Alitheia Capital and business incubation
Alitheia Capital is an investment management and advisory firm focused on channelling private equity investments into business and real estate assets to enhance access to finance, energy and housing for those at the base of the economic pyramid.

Tokunbo Ishmael, Alitheia’s chief executive, explained Alitheia has three main areas of business “which include fund management where we manage funds for investment, private equity fund with which we focus on microfinance banks. The second area is what we call business incubation, where essentially we provide business development and business transformation services. And the third area is in real estate advisory, where we provide real estate management and development services.”

She explained: “There are a couple of companies that are providing incubation services other than ourselves, but it is not a very well spread activity. Many companies also provide the services in the form of business development services. But essentially, when we talk about business incubation we are talking about providing mentoring, providing access to finance, providing strategic oversight, providing access to a network of resources.”

Alitheia is working towards providing infrastructure for business incubation. The company is setting up facilities whereby businesses can come in, essentially to plug in and play. Such businesses will also have access to strategic advice, access to financial platform, technology platform. “We will be looking at sharing marketing services, etc.

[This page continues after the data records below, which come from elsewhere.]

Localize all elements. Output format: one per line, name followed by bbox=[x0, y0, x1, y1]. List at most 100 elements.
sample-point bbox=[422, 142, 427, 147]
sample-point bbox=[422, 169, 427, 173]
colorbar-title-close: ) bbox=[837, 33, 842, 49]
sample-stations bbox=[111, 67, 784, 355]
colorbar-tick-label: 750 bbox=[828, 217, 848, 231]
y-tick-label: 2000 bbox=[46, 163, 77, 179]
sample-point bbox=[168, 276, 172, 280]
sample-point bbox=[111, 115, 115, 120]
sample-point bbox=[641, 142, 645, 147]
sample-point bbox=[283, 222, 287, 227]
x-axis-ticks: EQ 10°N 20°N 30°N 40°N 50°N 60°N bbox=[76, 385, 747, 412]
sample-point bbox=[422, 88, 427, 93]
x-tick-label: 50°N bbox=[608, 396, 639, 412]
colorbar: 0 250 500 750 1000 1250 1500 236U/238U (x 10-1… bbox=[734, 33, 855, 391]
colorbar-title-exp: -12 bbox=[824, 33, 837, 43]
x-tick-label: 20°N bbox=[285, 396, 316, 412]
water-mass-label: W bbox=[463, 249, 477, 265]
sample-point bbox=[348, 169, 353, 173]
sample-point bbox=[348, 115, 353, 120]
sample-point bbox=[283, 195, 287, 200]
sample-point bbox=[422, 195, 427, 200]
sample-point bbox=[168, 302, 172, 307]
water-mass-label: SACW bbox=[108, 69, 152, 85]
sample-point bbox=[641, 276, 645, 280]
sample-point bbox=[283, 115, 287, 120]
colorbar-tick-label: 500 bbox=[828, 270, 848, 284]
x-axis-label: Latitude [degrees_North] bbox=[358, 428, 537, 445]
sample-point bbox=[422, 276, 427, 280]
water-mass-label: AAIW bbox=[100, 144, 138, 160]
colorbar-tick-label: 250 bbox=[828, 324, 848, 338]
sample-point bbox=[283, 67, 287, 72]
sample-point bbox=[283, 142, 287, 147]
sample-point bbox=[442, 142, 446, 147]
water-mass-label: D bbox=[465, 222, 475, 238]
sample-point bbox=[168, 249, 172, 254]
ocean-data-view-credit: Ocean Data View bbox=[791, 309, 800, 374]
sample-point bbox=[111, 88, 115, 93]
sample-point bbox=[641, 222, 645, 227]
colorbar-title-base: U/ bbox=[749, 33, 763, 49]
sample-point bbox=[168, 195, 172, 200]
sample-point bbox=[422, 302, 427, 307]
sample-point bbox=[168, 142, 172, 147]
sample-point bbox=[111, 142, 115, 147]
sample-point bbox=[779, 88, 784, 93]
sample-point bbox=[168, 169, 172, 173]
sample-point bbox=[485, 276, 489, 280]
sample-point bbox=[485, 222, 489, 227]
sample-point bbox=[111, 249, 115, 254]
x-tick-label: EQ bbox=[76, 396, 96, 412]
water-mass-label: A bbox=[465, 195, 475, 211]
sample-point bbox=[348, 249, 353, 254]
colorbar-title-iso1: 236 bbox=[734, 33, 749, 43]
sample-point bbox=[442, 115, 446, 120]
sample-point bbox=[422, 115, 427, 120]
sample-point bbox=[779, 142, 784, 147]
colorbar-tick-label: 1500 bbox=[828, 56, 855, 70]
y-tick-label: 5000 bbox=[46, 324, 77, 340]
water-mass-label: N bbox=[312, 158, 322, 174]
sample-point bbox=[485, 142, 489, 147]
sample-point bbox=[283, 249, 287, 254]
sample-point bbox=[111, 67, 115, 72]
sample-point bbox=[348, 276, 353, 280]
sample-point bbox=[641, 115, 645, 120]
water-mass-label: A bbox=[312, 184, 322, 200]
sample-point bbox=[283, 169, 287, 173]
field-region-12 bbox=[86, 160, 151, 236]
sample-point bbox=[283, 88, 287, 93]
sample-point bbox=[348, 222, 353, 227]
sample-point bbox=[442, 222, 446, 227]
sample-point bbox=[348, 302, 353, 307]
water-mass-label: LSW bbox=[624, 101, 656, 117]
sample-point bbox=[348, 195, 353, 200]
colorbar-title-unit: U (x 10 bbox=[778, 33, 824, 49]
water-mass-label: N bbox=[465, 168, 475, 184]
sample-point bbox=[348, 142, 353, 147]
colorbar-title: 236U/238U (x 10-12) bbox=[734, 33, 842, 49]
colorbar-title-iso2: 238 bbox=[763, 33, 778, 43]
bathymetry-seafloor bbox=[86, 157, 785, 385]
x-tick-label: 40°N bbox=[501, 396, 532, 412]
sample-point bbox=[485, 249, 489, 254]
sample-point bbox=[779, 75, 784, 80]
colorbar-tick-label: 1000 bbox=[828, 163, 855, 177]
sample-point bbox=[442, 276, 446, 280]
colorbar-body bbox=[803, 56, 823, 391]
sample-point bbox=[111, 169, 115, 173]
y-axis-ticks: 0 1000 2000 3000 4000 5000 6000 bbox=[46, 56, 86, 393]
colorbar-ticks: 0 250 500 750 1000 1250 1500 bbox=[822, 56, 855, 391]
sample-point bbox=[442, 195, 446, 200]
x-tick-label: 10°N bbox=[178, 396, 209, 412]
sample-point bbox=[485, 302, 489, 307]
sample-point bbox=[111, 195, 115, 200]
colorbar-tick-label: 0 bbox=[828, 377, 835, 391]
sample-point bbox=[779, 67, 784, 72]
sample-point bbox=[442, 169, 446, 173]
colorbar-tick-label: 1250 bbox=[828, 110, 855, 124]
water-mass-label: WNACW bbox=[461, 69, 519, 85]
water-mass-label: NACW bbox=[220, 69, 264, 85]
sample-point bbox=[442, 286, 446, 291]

That is where we are going,” said Ishmael.

Nextzon Business Incubator
Nextzon Business Incubator is the first privately owned and managed incubator, which started operation in March 2005 with two incubated companies but has grown to 15 incubated companies to date. The incubator is located on a 1,000 square metres land in the Victoria Island business district area of Lagos State.

The offerings of the incubator are anchored on the following services: Pre start-up business development services such as idea scanning, project conceptualisation and business modelling; industry and market study/consumer survey; fundraising support; management oversight, coaching and mentoring etc.

The incubator has office space with facilities such as ICT, utilities, conference/meeting room, etc. It also has back-office services that include HR/payroll management; budgeting, accounting, financial and treasury management; legal/secretarial, etc.

Recently, the incubator set up a leather processing company to support the activities across the value chain of shoemakers in the Shoe Cluster of Aba, Abia State, Nigeria. It is currently seeking opportunities to work and share experiences with other incubators.

Government efforts
From the public sector end, the Federal Government has set out a strategic plan to boost capacity of about 1,000 businesses in the micro, small and medium enterprise sector across the nation’s six geo-political zones by December, 2011.

Government has therefore signed an agreement with the Entrepreneurship Development Centre (EDC) of the Pan African University, Lagos, for the training of Nigerians in various fields of entrepreneurship. The programme tagged ‘Grooming Enterprise Leadership Programme’ is financed by the World Bank as a pilot programme.

The EDC is to work with 23 business incubation centres across the nation to train budding entrepreneurs. Besides training, it shall work on the creation of clusters for these enterprises which will provide shared services and reduce their individual running costs. On completion of their training expected to take about five months, these entrepreneurs shall be eligible to apply for the SME intervention fund with the Bank of Industry.

The minister of finance last year announced the establishment of a $500 million intervention fund by the Federal Government for SMEs. The fund domiciled with the Bank of Industry goes to SMEs at single digit interest rate.

This agreement, which was signed just a day after the Presidential Summit on Job Creation, signposts government’s seriousness about reducing unemployment and ushering in inclusive growth.